Ankara Üniversitesi rektörü “cumhuriyetin temel ilkelerini savunmak bizim görevimizdir, eğer bu edepsizlikse, edepsizliğe devam edeceğiz” dedi.

Uludağ Üniversitesi rektörü “eskisinden daha çok konuşmaya kararlıyız” dedi.

Karadeniz Teknik Üniversitesi rektörü “parolamız gayet açık, Atatürk ilke ve devrimlerine bağlılık” dedi.

Kırıkkale Üniversitesi rektörü “bizler başkaları gibi demokrasiyi araç olarak değil, amaç olarak görüyoruz” dedi.

Trakya Üniversitesi rektörü “Atatürkçülükte tarafız” dedi.

Marmara Üniversitesi rektörü “çomak rektörlere değil, ülkenin geleceğine sokuluyor” dedi.

Yüzüncü Yıl Üniversitesi rektörü “başbakanın sözlerini aynen iade ediyoruz” dedi.

İstanbul Üniversitesi rektörü “bizi tehdit ederek, ürkütüp, yıldıramazlar” dedi.

Pamukkale Üniversitesi rektörü “siyaseti üniversiteye sokuyorlar” dedi.

Harran Üniversitesi rektörü “üniversitelerin çok ciddi sorunları var, önce onları çözün” dedi.

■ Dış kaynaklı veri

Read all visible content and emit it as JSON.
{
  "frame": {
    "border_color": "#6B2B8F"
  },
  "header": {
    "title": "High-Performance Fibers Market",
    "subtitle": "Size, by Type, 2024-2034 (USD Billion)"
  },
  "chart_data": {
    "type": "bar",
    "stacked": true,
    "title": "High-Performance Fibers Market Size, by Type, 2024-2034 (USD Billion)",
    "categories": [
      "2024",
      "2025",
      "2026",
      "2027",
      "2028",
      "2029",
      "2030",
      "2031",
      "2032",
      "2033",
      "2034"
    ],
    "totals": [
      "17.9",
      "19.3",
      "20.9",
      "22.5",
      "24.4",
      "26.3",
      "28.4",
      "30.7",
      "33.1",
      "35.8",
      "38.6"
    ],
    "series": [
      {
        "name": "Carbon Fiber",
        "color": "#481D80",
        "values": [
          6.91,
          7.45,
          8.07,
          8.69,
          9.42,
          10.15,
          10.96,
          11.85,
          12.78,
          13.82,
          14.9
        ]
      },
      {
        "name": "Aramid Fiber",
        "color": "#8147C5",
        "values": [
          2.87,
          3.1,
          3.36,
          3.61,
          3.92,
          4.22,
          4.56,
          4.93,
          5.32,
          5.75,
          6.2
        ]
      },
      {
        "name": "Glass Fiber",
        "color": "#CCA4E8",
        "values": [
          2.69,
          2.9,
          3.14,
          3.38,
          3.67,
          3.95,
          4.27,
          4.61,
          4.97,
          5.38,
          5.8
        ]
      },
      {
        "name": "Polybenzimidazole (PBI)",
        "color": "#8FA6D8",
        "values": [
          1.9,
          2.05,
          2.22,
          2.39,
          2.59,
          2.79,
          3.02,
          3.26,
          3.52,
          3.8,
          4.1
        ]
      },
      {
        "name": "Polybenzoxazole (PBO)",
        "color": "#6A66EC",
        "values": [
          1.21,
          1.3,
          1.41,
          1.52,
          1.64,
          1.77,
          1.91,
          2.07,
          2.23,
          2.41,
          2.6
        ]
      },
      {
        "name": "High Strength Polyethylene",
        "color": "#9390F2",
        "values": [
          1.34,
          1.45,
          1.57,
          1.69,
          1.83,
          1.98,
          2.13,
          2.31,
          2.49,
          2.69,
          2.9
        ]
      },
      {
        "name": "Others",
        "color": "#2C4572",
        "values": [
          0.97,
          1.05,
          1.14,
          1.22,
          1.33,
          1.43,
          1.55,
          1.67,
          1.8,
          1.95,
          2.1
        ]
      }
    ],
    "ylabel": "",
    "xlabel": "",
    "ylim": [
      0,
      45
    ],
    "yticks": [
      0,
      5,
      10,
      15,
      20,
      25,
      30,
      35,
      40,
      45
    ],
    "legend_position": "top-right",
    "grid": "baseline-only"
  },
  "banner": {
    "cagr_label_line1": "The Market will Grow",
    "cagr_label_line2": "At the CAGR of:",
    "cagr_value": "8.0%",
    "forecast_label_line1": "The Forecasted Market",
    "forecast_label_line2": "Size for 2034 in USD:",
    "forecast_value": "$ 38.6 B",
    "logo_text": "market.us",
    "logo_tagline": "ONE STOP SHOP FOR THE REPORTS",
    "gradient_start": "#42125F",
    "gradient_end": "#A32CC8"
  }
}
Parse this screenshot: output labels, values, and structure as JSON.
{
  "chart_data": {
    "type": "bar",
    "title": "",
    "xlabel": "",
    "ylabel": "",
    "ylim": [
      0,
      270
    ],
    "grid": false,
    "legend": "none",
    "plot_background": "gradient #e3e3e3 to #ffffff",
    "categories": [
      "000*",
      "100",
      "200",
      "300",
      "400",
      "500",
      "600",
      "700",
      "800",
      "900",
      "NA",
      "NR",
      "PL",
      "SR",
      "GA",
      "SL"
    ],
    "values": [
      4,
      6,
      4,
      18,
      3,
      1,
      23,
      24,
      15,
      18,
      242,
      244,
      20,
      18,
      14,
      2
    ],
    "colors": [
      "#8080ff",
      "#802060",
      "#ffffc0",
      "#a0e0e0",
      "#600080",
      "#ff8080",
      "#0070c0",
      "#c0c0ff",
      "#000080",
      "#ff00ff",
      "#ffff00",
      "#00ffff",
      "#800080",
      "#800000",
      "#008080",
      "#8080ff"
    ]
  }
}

Çukurova Üniversitesi rektörü “başbakanın bu sözleri yüzyıllarca zihinlerden silinmeyecek bir ifadedir” dedi.

Çanakkale Üniversitesi rektörü “edepsiz lafı gerçekten çok yakışıksız” dedi.

Adnan Menderes Üniversitesi rektörü “sıcak tehlike karşısında sessiz kalmayacağımız bilinmeli” dedi.

Süleyman Demirel Üniversitesi rektörü “üniversiteler siyasi gücün kontrolüne bırakılamaz, bırakılmamalı” dedi.

İşte o gün… Atatürkçü rektörlere karşı Cumhuriyet tarihimizde görülmemiş bir yobaz tehdit savuruldu.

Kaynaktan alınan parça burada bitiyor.